Chapter 1: To Create a Few More Rainbows
I have seen and condemned everything that was happening but was not in favor of the Hindu monks, Jaina monks. I have been consistently condemning celibacy as one of the most unnatural acts. Now two Jaina monks have come with their own autobiographies, renouncing the Jaina fold and declaring that behind celibacy all kinds of sexual perversions are prevalent.
Young women are persuaded to become nuns. The family feels fortunate that their daughter has been accepted as a nun, and also financially it is good. In India for a girl to be married is the worst calamity that can happen to a family. But if a girl is accepted as a nun the whole family becomes in a certain way holy. And these nuns are exploited sexually.

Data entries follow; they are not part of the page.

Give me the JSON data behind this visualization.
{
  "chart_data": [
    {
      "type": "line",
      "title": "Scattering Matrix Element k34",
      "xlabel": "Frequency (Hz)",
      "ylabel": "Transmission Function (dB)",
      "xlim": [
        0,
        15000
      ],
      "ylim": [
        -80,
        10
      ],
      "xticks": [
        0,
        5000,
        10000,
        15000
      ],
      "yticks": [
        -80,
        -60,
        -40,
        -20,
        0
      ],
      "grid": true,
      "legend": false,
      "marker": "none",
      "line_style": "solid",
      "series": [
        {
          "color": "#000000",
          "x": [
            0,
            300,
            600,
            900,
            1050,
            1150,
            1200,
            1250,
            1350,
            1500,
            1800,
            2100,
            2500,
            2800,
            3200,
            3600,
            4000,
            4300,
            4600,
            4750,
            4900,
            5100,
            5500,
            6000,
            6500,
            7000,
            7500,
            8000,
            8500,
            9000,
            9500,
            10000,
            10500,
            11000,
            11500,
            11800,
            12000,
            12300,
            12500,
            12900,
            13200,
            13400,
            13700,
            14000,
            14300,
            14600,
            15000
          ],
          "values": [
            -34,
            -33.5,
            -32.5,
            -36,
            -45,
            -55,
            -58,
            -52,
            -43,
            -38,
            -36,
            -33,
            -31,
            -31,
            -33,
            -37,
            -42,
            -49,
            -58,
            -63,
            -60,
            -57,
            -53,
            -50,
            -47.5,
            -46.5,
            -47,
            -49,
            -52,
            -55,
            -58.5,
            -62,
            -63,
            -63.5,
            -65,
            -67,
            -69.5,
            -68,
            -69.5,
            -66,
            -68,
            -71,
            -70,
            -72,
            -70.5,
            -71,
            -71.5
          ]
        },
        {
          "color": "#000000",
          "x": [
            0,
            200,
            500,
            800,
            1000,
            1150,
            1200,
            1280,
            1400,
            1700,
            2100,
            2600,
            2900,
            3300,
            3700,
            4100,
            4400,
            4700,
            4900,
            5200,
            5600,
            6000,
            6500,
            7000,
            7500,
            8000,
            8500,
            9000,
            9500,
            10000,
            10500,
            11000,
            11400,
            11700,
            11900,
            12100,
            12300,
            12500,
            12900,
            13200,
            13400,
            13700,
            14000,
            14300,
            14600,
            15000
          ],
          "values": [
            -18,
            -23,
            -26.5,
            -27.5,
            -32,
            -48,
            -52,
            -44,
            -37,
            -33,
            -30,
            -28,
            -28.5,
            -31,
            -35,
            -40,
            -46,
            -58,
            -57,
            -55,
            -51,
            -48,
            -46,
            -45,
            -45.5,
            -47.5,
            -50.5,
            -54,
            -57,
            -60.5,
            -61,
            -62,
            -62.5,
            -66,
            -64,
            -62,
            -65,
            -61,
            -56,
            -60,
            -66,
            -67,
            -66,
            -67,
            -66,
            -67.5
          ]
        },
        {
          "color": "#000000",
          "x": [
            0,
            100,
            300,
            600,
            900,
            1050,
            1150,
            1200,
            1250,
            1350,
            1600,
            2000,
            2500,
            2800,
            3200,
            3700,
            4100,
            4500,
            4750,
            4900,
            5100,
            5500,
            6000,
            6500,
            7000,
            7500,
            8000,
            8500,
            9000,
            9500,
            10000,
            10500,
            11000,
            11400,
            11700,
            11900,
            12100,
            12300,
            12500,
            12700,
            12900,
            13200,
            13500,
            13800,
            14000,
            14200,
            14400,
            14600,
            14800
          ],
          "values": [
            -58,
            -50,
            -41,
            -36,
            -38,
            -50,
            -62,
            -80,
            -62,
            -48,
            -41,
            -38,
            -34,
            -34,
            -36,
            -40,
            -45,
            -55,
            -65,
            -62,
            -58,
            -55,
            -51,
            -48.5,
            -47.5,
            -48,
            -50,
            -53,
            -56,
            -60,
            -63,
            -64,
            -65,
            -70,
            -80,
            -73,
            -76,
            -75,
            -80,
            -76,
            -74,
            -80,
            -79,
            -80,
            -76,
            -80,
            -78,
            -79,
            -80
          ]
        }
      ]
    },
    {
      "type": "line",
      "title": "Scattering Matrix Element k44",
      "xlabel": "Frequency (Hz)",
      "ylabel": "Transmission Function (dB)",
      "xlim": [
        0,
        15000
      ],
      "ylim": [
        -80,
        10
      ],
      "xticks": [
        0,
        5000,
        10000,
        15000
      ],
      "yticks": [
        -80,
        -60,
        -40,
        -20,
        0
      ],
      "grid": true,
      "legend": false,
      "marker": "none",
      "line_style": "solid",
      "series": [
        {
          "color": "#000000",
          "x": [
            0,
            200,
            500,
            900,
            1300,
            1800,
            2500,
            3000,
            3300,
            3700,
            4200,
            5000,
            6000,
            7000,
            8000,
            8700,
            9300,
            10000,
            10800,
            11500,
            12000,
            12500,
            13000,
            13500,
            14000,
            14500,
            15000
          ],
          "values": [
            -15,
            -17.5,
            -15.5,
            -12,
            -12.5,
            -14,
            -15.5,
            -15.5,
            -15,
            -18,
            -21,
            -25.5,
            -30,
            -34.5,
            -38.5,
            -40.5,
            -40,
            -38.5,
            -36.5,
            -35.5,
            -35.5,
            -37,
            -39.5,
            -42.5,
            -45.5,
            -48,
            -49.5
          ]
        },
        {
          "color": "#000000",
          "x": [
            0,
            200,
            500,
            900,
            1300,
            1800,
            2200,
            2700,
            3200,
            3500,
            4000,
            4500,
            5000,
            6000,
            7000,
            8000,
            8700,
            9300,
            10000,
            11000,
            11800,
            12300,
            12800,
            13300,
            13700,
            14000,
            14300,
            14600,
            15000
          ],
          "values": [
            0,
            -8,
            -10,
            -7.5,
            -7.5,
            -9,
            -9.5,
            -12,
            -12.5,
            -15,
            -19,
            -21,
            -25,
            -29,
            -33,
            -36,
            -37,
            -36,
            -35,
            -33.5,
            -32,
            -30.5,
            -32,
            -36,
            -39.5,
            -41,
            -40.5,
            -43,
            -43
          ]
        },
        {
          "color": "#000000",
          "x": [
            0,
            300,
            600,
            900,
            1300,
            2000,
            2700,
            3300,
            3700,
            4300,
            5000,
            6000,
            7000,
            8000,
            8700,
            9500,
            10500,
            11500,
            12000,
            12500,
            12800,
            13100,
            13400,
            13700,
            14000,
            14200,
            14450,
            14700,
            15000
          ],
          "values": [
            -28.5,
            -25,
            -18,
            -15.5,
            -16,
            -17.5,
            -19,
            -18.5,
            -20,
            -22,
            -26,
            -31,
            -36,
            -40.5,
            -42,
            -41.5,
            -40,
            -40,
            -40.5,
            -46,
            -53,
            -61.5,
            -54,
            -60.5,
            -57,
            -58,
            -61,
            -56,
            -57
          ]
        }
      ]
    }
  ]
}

I have been in contact with nuns and monks, and they have in privacy accepted that, “You are right, but our problem is we are not educated. If we leave the monkhood the same people who touch our feet are going to kill us or at least are going to reduce us to beggars on the streets.”
The Hindu Acharya Tulsi has been trying to get the government to prohibit these two books that have just been published, because he himself is implicated in homosexuality. In fact if the Indian government had any guts the first thing would be to require that all the monks - to whichever religion they belonged - should be examined thoroughly, because most probably their perversions of centuries have brought the AIDS positive. That seems to be their only positive contribution to the world!
You will have to learn, Maneesha, not to call me by that ugly name again. I am just your friend. That’s what Gautam Buddha’s prophecy was: “My name after twenty-five centuries, if I can find a vehicle, will be Maitreya Gautam Buddha.” Maitreya means the friend. From now onwards you will have to change your old habit.
I am your Beloved Friend. You can call me “Beloved Buddha,” which simply means the awakened one. But we have to spread around the earth that I have denounced “Bhagwan.” I have in fact, just one day, taken it on myself to denounce it. I don’t have any rights on it, but I have every right not to call myself Bhagwan.
Once a monk was asked by Kyozan, “Where have you come from?” to which the monk replied, “From Yushu.”
Kyozan then asked him, “I would like to know something interesting about Yushu; what is the price of rice there?”